Of course brain dysfunction can lead to organic mental illness, such as dementia and delirium. These conditions can generally be separated in clinical assessment from the bulk of functional psychiatric presentations because of symptoms of cognitive impairment, such as disorientation in time and place. But misleading people that their functional mental health problems are due to brain dysfunction can have consequences for people's understanding of themselves. Taking psychiatric medication can be identity altering, for example making people feel different or damaged and reliant on medical expertise.

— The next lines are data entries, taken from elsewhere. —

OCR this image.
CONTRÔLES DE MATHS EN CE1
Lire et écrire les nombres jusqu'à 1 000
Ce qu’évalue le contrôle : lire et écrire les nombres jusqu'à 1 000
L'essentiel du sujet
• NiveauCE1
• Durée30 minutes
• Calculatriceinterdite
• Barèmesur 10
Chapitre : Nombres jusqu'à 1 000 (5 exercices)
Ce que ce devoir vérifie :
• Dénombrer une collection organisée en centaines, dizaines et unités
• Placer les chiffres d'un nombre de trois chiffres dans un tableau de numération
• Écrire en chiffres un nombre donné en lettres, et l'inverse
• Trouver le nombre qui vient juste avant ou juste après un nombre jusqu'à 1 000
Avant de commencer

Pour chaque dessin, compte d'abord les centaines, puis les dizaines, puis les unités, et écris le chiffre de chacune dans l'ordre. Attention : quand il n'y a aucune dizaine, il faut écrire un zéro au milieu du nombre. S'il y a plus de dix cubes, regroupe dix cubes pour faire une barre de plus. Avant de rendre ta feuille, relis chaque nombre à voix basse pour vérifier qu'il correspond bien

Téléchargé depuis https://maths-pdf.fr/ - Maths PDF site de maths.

Psychiatry must be clear with people with primary mental health problems that they are not biologically flawed.

Wednesday, May 27, 2026

Movement against overpsychiatrisation

The Mental Health and Overmedicalization Summit organised by the Make America Healthy Again (MAHA) Institute was livestreamed (see youtube video) and led to the launch of the MAHA Action Plan to Curb Psychiatric Overprescribing (see press release). The Summit was supported by Inner Compass, founded by Laura Delano, author of the book Unshrunk: How the mental health industry took over my life - and my fight to get it back. Look at least at the first part of the livestream for the personal testimonies of several young people, like Laura, who feel they were 'psychiatrised' as children. 

As I've said several times (see eg. previous post), when I first started in psychiatry, medication was rarely used in children and adolescents (see also my Lancet Neurology book review). Historically, child and family studies tended to take a more holistic approach to personal and social problems (see eg. my article), but have become increasingly biologised over recent years (see eg. another previous post). Calls to review the use of medication for behavioural problems in children have gone unheeded (see eg. yet another previous post). This has meant that there are now young people who have grown up feeling that their identities have been taken over by being prescribed psychiatric medication from a young age.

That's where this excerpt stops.